Cities are complex, multi-scale systems where the built environment, urban microclimate, and human behavior interact dynamically. Among these interactions, the response of building energy demand to extreme heat is a critical feedback loop that impacts urban functional stability and energy security. However, quantifying these cross-sectoral feedbacks—specifically how outdoor thermal variations translate into indoor cooling behavior and energy demand—remains a significant modeling challenge. To address this, we propose a hybrid modeling framework that integrates machine learning with a physics-based building energy balance model to bridge the gap between urban microclimate and building energy consumption. Our approach estimates the power consumption of air conditioning (AC) systems by distinguishing operational states based on the coupling and decoupling of indoor and outdoor climate variations.
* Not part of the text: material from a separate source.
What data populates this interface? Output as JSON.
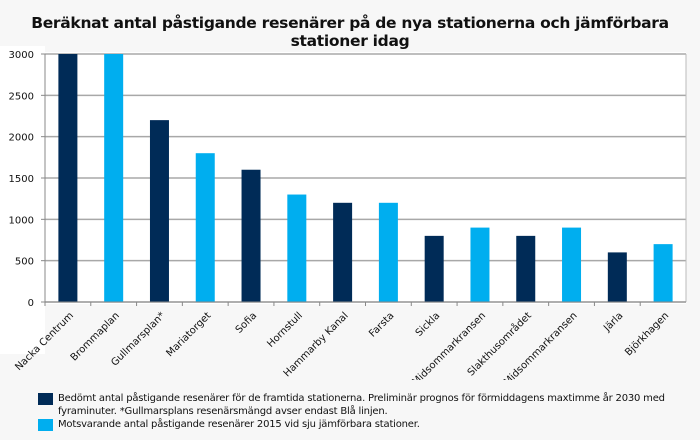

The framework employs an XGBoost model to identify AC operation within optimal time windows, followed by the Pelt algorithm to detect state transition points and pinpoint exact operational periods. Subsequently, a Resistance-Capacitance (R-C) model is parametrized using coupled indoor-outdoor climate data during AC-off periods, which is then utilized to estimate real-time AC power.

The model was validated against data from a residential building in Beijing, demonstrating good accuracy in both predicting AC operating status and estimating power loads. The hybrid model was then applied to real-world urban scenarios to quantify the impact of extreme heat on cooling demand using only monitored climate variations, independent of direct energy metering data. This research provides a robust quantitative tool for climate-adaptive planning, advancing our ability to model the complex dependencies between urban energy systems and a changing climate.